BBC political editor Nick Robinson admits he would have stayed away from student politics if he’d realised he was to become a current affairs broadcaster.
“The truth is if I’d known I was going to do this job I would never have been involved in student politics,” said Robinson, who is a former president of the Oxford University Conservative Association.
“It is a constant issue in the sense that when people know they perfectly reasonably say ‘Well hold on a second, you can’t be impartial because you used to be involved in politics’.”
But while he agrees it’s not the ideal background for a BBC political broadcaster, Robinson was quick to point out that he is far from alone in having dabbled in politics in his youth.
“Many of my colleagues on air – I’m not going to do it but I can tell you what their political involvement was,” he said during a session to promote his new book, Live from Downing Street, at the Cheltenham Literature Festival.

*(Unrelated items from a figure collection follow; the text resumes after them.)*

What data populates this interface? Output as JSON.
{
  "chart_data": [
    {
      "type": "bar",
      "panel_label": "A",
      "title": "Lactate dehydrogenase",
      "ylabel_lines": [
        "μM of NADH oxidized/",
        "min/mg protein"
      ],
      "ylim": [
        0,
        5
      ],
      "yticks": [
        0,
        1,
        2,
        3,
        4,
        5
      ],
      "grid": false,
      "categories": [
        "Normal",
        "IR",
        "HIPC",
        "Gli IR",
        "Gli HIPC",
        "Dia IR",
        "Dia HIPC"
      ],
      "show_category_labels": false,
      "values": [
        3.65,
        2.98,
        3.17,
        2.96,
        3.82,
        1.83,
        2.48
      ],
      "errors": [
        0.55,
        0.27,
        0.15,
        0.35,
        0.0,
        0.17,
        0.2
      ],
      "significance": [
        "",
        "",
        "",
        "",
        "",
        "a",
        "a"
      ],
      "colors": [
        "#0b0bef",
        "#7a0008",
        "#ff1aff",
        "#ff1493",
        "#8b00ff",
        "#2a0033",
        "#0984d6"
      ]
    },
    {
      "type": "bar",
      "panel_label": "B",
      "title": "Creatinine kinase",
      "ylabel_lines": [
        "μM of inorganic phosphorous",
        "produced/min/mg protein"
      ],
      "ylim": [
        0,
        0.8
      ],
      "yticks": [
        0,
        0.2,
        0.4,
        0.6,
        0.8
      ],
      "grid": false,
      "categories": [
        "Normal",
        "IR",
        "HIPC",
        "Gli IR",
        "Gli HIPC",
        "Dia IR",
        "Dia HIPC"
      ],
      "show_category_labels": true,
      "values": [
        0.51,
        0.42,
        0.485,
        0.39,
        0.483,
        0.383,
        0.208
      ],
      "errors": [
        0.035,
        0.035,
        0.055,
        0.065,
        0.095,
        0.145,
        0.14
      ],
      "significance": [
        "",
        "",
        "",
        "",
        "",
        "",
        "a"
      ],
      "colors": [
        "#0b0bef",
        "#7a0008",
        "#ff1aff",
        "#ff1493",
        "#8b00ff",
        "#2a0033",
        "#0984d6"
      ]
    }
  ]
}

“[BBC political commentator] Andy Marr very sweetly let me for the book… He got flack when he got this [BBC] job, from The Daily Mail, for being left wing and I said ‘Do you mind me writing about your views when you were a student?’
“He was a Maoist, who gave out copies of the Little Red Book!”
Marr, who returned to his Sunday-morning BBC1 political programme last month after suffering a stroke in January, has written in the past about the need to remain “studiously neutral” when delivering news reports but has also admitted that the BBC has a “cultural liberal bias”.
On the issue of impartiality, Robinson said: “In the end either you watch us and assume we’re going to tell you as best we can, or you think we’re on this side or that. I just do my best to tell it as I think it needs to be done.”